From here, Banks Road climbed away on the left, an arched bridge taking it over the raised railway lines. And down below, in the hollow beneath both, lurked the dark grey lump of Saint Damon of the Green Wood. Its jagged spire barely reached road level, the roof done with semicircular slate tiles, like fish scales. Miserable gargoyles. Stained glass that looked as if it’d never seen sunlight or soapy water. A steep set of stairs curled away down into the gloom.

‘Well, that’s not depressing in any way, shape, or form, is it?’ Huntly peered over the railings that separated the pavement from the near-vertical drop to the graveyard, fifty feet below. ‘What a silly place to put a church.’

A pair of stone pillars stood amongst the headstones, holding up the railway line, a vast bowed arc of steel allowing it to span the main body of the church, another set of pillars on the far side of its sharp pitched roof.
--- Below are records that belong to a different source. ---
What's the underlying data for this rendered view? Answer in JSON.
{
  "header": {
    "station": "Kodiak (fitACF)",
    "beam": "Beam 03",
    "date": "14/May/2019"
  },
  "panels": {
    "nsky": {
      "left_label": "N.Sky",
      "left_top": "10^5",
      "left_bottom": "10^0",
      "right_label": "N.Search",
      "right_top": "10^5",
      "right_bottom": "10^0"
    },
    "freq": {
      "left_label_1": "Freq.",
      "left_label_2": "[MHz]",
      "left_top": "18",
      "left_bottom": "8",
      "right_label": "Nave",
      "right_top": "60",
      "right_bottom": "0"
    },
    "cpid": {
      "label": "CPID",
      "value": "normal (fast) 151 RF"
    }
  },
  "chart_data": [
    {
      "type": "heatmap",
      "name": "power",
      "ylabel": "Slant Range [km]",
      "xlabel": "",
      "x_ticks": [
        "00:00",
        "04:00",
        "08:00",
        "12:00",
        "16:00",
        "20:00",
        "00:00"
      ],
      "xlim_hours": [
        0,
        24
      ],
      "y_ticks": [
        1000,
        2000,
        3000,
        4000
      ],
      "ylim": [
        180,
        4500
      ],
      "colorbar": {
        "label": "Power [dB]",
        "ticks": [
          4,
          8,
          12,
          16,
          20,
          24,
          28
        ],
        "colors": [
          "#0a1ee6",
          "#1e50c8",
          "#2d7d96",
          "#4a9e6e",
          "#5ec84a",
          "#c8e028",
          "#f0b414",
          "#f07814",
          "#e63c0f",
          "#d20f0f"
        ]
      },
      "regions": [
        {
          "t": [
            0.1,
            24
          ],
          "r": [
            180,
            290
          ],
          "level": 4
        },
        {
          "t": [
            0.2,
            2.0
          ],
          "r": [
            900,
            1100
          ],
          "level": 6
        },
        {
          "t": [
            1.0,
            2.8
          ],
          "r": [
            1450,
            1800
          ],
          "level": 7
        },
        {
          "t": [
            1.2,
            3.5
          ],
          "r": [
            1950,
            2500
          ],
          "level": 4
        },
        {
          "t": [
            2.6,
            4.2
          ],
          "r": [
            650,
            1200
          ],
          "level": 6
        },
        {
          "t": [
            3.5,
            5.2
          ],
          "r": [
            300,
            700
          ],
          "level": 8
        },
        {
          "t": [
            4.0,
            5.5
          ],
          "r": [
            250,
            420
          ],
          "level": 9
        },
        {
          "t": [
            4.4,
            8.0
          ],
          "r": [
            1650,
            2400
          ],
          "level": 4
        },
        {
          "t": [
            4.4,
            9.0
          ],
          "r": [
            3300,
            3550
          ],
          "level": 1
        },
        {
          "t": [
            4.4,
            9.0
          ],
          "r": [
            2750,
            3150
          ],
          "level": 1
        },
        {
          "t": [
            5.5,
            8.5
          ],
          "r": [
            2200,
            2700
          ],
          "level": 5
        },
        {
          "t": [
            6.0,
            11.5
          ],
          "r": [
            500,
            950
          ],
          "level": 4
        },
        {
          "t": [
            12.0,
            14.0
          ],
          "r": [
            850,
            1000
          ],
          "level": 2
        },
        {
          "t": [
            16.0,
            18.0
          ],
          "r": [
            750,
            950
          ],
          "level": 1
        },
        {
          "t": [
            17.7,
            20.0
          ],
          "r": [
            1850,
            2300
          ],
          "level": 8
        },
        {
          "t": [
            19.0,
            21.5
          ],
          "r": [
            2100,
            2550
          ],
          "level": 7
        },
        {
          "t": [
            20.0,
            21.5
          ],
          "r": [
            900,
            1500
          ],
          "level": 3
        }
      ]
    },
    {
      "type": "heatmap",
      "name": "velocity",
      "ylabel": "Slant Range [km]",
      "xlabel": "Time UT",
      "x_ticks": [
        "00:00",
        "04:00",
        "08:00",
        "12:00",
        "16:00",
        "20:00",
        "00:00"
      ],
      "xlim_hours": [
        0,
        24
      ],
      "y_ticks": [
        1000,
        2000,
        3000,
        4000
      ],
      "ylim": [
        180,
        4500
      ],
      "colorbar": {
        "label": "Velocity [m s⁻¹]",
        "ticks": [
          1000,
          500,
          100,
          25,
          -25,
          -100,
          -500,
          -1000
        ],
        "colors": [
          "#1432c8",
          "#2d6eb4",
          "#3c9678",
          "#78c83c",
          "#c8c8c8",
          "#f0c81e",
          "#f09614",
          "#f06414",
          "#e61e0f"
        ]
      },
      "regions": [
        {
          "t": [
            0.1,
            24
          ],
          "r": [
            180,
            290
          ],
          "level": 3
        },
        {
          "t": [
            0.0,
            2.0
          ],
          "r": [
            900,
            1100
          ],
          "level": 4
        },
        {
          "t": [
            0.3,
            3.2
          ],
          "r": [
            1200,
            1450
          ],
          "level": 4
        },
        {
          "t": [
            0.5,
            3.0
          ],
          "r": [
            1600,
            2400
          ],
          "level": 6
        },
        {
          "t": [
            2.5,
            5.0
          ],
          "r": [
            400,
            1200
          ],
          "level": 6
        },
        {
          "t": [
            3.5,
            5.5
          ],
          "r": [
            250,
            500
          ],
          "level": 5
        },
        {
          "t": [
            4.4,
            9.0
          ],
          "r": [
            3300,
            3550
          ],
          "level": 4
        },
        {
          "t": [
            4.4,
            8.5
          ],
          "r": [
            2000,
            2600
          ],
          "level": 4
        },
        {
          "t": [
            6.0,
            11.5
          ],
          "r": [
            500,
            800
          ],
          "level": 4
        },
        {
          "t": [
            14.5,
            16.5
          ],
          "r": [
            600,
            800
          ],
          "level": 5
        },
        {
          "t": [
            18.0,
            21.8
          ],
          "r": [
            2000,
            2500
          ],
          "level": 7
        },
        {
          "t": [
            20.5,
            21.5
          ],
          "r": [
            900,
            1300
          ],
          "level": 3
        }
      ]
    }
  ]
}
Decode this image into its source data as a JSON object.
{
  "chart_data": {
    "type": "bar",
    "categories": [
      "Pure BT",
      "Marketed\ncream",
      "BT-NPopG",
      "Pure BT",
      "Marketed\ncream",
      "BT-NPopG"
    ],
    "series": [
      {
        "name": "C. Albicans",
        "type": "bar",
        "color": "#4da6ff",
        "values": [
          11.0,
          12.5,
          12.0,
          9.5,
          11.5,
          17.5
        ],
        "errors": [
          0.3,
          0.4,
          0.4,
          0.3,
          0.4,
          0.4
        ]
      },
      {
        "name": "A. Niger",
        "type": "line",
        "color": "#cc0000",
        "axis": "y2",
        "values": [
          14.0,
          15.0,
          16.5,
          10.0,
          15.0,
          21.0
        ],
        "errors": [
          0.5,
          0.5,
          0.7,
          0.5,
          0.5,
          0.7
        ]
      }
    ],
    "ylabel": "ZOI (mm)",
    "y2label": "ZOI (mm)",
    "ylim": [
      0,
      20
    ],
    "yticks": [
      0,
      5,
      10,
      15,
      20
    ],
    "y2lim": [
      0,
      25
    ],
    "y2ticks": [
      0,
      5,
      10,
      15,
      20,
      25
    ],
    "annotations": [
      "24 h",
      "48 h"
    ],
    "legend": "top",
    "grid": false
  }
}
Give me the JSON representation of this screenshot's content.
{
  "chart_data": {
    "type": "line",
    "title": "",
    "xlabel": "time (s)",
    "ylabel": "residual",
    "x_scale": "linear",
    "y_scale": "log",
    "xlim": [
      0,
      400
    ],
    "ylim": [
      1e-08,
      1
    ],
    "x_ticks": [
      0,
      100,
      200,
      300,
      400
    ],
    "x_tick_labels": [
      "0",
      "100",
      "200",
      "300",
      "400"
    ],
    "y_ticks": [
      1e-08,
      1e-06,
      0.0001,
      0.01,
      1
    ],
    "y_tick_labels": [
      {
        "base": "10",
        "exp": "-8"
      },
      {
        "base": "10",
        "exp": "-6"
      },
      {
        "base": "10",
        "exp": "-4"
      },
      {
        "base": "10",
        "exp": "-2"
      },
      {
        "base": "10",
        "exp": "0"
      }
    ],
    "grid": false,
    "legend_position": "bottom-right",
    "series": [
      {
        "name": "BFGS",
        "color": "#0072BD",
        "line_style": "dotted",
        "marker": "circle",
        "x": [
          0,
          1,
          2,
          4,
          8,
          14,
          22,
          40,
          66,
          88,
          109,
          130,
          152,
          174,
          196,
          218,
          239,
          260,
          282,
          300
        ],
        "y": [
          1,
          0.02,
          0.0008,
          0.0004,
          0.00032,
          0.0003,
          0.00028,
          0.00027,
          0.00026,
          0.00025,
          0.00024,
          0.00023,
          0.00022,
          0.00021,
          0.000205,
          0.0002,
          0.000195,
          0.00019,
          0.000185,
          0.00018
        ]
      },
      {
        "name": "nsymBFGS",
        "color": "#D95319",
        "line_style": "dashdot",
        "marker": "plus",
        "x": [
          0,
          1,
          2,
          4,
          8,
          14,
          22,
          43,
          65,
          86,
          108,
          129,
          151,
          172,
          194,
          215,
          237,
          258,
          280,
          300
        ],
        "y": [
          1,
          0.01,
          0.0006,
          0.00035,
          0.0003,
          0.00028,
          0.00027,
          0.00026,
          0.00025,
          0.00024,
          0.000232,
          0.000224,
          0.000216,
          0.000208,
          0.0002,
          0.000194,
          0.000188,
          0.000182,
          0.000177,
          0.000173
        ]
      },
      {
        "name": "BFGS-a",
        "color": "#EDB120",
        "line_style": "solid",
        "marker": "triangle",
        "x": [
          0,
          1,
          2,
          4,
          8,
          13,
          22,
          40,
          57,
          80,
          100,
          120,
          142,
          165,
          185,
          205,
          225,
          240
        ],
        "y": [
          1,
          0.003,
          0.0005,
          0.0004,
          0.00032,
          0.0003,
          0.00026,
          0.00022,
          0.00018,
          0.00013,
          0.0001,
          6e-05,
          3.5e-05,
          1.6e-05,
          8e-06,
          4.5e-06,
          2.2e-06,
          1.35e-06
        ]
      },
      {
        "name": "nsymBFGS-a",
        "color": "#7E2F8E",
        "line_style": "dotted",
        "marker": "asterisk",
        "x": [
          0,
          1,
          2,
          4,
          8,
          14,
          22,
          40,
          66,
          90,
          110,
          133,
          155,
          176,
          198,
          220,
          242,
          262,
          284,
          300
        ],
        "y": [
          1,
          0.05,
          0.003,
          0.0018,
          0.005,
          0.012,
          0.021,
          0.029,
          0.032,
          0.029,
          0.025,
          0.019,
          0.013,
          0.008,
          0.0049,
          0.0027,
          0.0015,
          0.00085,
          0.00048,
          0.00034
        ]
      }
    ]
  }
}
Alice wrapped an arm around herself. ‘Can you imagine being buried down there?’

Not yet.

‘Come on: less melodrama, more work.’ I opened the gate and led the way, descending the slippery steps. A drift of rubbish had built up at the base of the steep drop, empty crisp packets and plastic bottles mingling with wilting newspapers and takeaway containers, stretching out to touch the nearest gravestones.

She was right about not wanting to be buried down here, though. Felt as if we were already halfway to hell, without being another six feet closer.